Oak Ridge Countrywide Laboratory has released the overview of its Crusher procedure which is powered by AMD’s Optimized 3rd Gen EPYC CPUs & Intuition MI250X GPUs.
ORNL’s All AMD-Run Crusher Program Overview Posted: Attributes Optimized third Gen EPYC CPUs & Intuition MI250X GPUs
The Crusher technique is a take a look at system for ORNL’s upcoming Frontier supercomputer which will aspect the most up-to-date AMD EPYC ‘Trento’ CPUs and Intuition MI250X ‘Aldebaran’ GPUs. As such, it has lesser amount of nodes but even so, it packs a lot of punch presented the significant amount of money of CPU/GPU cores that are showcased within just it.
Crusher is an National Centre for Computational Sciences (NCCS) moderate-safety program that contains equivalent hardware and related computer software as the impending Frontier method. It is utilized as an early-accessibility testbed for Centre for Accelerated Software Readiness (CAAR) and Exascale Computing Job (ECP) teams as effectively as NCCS personnel and our vendor companions.

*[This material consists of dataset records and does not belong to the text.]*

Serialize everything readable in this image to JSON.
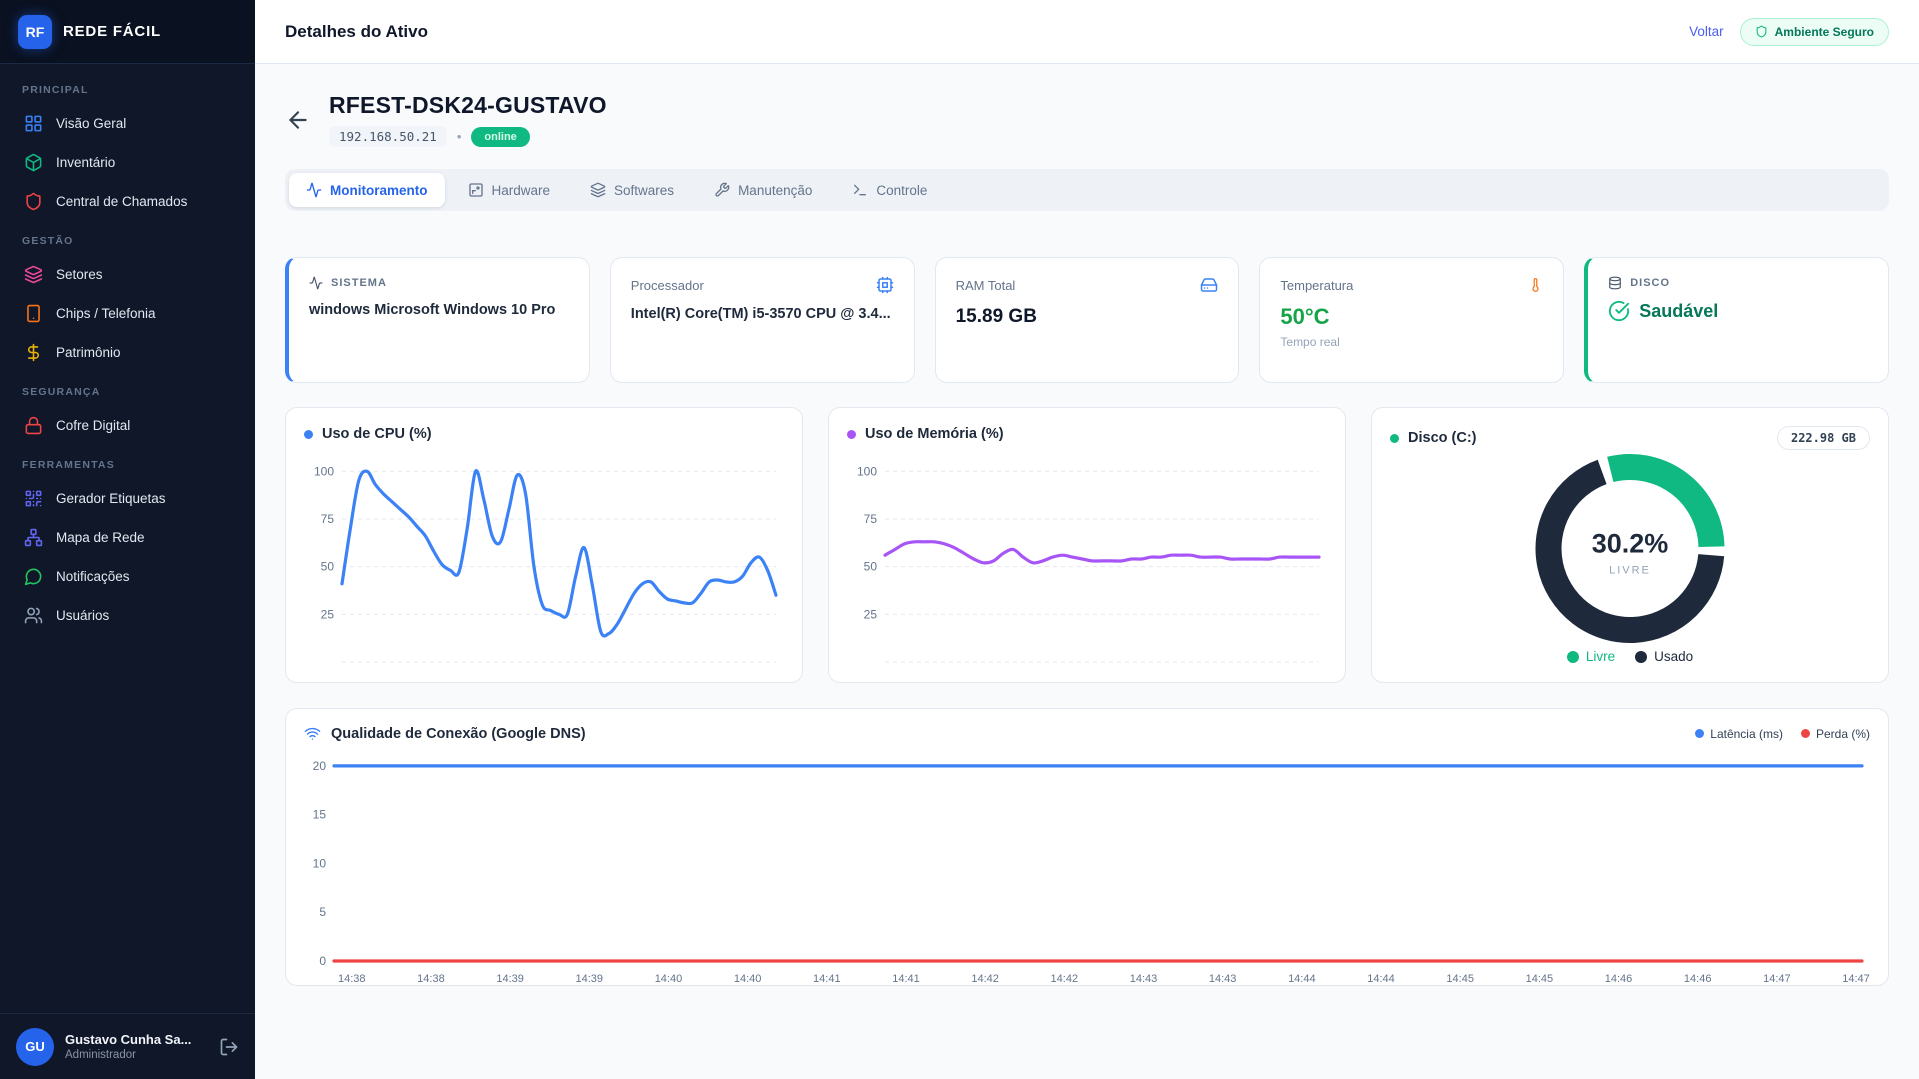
{
  "app": {
    "brand": "REDE FÁCIL",
    "brand_initials": "RF"
  },
  "header": {
    "title": "Detalhes do Ativo",
    "back_link": "Voltar",
    "security_badge": "Ambiente Seguro"
  },
  "sidebar": {
    "sections": [
      {
        "label": "PRINCIPAL",
        "items": [
          {
            "label": "Visão Geral",
            "icon": "dashboard-icon",
            "color": "#3b82f6"
          },
          {
            "label": "Inventário",
            "icon": "box-icon",
            "color": "#10b981"
          },
          {
            "label": "Central de Chamados",
            "icon": "shield-icon",
            "color": "#ef4444"
          }
        ]
      },
      {
        "label": "GESTÃO",
        "items": [
          {
            "label": "Setores",
            "icon": "layers-icon",
            "color": "#ec4899"
          },
          {
            "label": "Chips / Telefonia",
            "icon": "smartphone-icon",
            "color": "#f97316"
          },
          {
            "label": "Patrimônio",
            "icon": "dollar-icon",
            "color": "#eab308"
          }
        ]
      },
      {
        "label": "SEGURANÇA",
        "items": [
          {
            "label": "Cofre Digital",
            "icon": "lock-icon",
            "color": "#ef4444"
          }
        ]
      },
      {
        "label": "FERRAMENTAS",
        "items": [
          {
            "label": "Gerador Etiquetas",
            "icon": "qr-code-icon",
            "color": "#6366f1"
          },
          {
            "label": "Mapa de Rede",
            "icon": "network-icon",
            "color": "#6366f1"
          },
          {
            "label": "Notificações",
            "icon": "message-circle-icon",
            "color": "#22c55e"
          },
          {
            "label": "Usuários",
            "icon": "users-icon",
            "color": "#94a3b8"
          }
        ]
      }
    ],
    "user": {
      "initials": "GU",
      "name": "Gustavo Cunha Sa...",
      "role": "Administrador"
    }
  },
  "device": {
    "name": "RFEST-DSK24-GUSTAVO",
    "ip": "192.168.50.21",
    "separator": "•",
    "status": "online"
  },
  "tabs": [
    {
      "label": "Monitoramento",
      "active": true
    },
    {
      "label": "Hardware",
      "active": false
    },
    {
      "label": "Softwares",
      "active": false
    },
    {
      "label": "Manutenção",
      "active": false
    },
    {
      "label": "Controle",
      "active": false
    }
  ],
  "cards": {
    "sistema": {
      "label": "SISTEMA",
      "value": "windows Microsoft Windows 10 Pro"
    },
    "processador": {
      "label": "Processador",
      "value": "Intel(R) Core(TM) i5-3570 CPU @ 3.4..."
    },
    "ram": {
      "label": "RAM Total",
      "value": "15.89 GB"
    },
    "temperatura": {
      "label": "Temperatura",
      "value": "50°C",
      "sub": "Tempo real"
    },
    "disco": {
      "label": "DISCO",
      "value": "Saudável"
    }
  },
  "colors": {
    "accent": "#2563eb",
    "link": "#4b5cf0",
    "online": "#10b981",
    "temp_ok": "#16a34a",
    "cpu_line": "#3b82f6",
    "mem_line": "#a855f7",
    "disk_free": "#10b981",
    "disk_used": "#1e293b",
    "latency": "#3b82f6",
    "loss": "#ef4444"
  },
  "chart_data": [
    {
      "id": "cpu",
      "type": "line",
      "title": "Uso de CPU (%)",
      "color": "#3b82f6",
      "ylim": [
        0,
        108
      ],
      "yticks": [
        100,
        75,
        50,
        25
      ],
      "grid": true,
      "baseline0": true,
      "values": [
        41,
        70,
        95,
        100,
        93,
        88,
        84,
        80,
        76,
        71,
        66,
        58,
        51,
        48,
        47,
        70,
        100,
        85,
        66,
        63,
        80,
        98,
        88,
        50,
        30,
        27,
        25,
        25,
        45,
        60,
        40,
        16,
        15,
        20,
        28,
        36,
        41,
        42,
        37,
        33,
        32,
        31,
        31,
        36,
        42,
        43,
        42,
        42,
        45,
        52,
        55,
        48,
        35
      ]
    },
    {
      "id": "mem",
      "type": "line",
      "title": "Uso de Memória (%)",
      "color": "#a855f7",
      "ylim": [
        0,
        108
      ],
      "yticks": [
        100,
        75,
        50,
        25
      ],
      "grid": true,
      "baseline0": true,
      "values": [
        56,
        59,
        62,
        63,
        63,
        63,
        62,
        60,
        57,
        54,
        52,
        53,
        57,
        59,
        55,
        52,
        53,
        55,
        56,
        55,
        54,
        53,
        53,
        53,
        53,
        54,
        54,
        55,
        55,
        56,
        56,
        56,
        55,
        55,
        55,
        54,
        54,
        54,
        54,
        54,
        55,
        55,
        55,
        55,
        55
      ]
    },
    {
      "id": "disk",
      "type": "donut",
      "title": "Disco (C:)",
      "dot_color": "#10b981",
      "total_label": "222.98 GB",
      "center_value": "30.2%",
      "center_label": "LIVRE",
      "start_angle": -14,
      "slices": [
        {
          "name": "Livre",
          "pct": 30.2,
          "color": "#10b981"
        },
        {
          "name": "Usado",
          "pct": 69.8,
          "color": "#1e293b"
        }
      ]
    },
    {
      "id": "conn",
      "type": "line-multi",
      "title": "Qualidade de Conexão (Google DNS)",
      "ylim": [
        0,
        20.6
      ],
      "yticks": [
        20,
        15,
        10,
        5,
        0
      ],
      "grid": false,
      "x_labels": [
        "14:38",
        "14:38",
        "14:39",
        "14:39",
        "14:40",
        "14:40",
        "14:41",
        "14:41",
        "14:42",
        "14:42",
        "14:43",
        "14:43",
        "14:44",
        "14:44",
        "14:45",
        "14:45",
        "14:46",
        "14:46",
        "14:47",
        "14:47"
      ],
      "series": [
        {
          "name": "Latência (ms)",
          "color": "#3b82f6",
          "values": [
            20,
            20,
            20,
            20,
            20,
            20,
            20,
            20,
            20,
            20,
            20,
            20,
            20,
            20,
            20,
            20,
            20,
            20,
            20,
            20
          ]
        },
        {
          "name": "Perda (%)",
          "color": "#ef4444",
          "values": [
            0,
            0,
            0,
            0,
            0,
            0,
            0,
            0,
            0,
            0,
            0,
            0,
            0,
            0,
            0,
            0,
            0,
            0,
            0,
            0
          ]
        }
      ]
    }
  ]
}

The overview revealed by ORNL states that the Crushes take a look at process will consist of two cabinets, a person with 128 compute nodes and the other with sixty four compute nodes, totaling 192 compute nodes in the whole configuration. Each node functions a solitary sixty four-core AMD EPYC 7A53 CPU which is primarily based on the third Gen Optimized EPYC CPU architecture. We know that Frontier is heading to be driven by AMD’s Trento CPUs which is an optimized variation of the Milan chip. It characteristics the same sixty four cores and 128 threads but optimizations to clocks and ability effectiveness. Every single CPU will have access to 512 GB DDR4 memory.
For the GPU side, each node will characteristic four AMD Instinct MI250X GPUs, packing two GCDs and every single node treats the GCD as a independent GPU so Crusher will have obtain to eight GPUs in full. Each individual MI250X GPU delivers up to fifty two TFLOPs of peak FP64 compute horsepower, 220 compute models (one hundred ten for every GCD) & 128 GB of HBM2e memory (64 GB per GPU) for up to three.2 TB/s bandwidth for every MI250X accelerator. Each GCD is linked jointly via an Infinity Material backlink that delivers 200 GB/s bi-directional bandwidth.
Conversing about interconnects, the AMD EPYC CPUs are related to the GPU with Infinity Fabric with a peak bandwidth of 36+36 GB/s. The Crusher nodes are connected by means of 4 HPE Slingshot two hundred Gbit per 2nd NICs (twenty five GB/s) furnishing a node-injection bandwidth of 800 Gbps (100 GB/s).
There are [4x] NUMA domains for every node and [2x] L3 cache locations for every NUMA for a whole of [8x] L3 cache regions. The eight GPUs are each and every affiliated with one of the L3 regions as follows:
- components threads 000-007, 064-071 | GPU 4
- hardware threads 008-015, 072-079 | GPU 5
- hardware threads 016-023, 080-087 | GPU two
- hardware threads 024-031, 088-095 | GPU three
- components threads 032-039, 096-103 | GPU six
- hardware threads 040-047, 104-111 | GPU 7
- hardware threads 048-055, 112-119 | GPU
- hardware threads 056-063, a hundred and twenty-127 | GPU 1
The next block diagram of a singular Crusher node displays the inter-link bandwidths in between the AMD EPYC CPUs and Intuition MI250X GPU accelerators:
In addition to that, the Crusher system also hots 250 PB of storage with a peak compose speed of 2.five TB/s, with accessibility to the middle-wide NFS-centered filesystem. Be expecting to see additional from AMD’s EPYC CPU and Instinct GPU platforms when they grow to be operational in the Frontier supercomputer this year.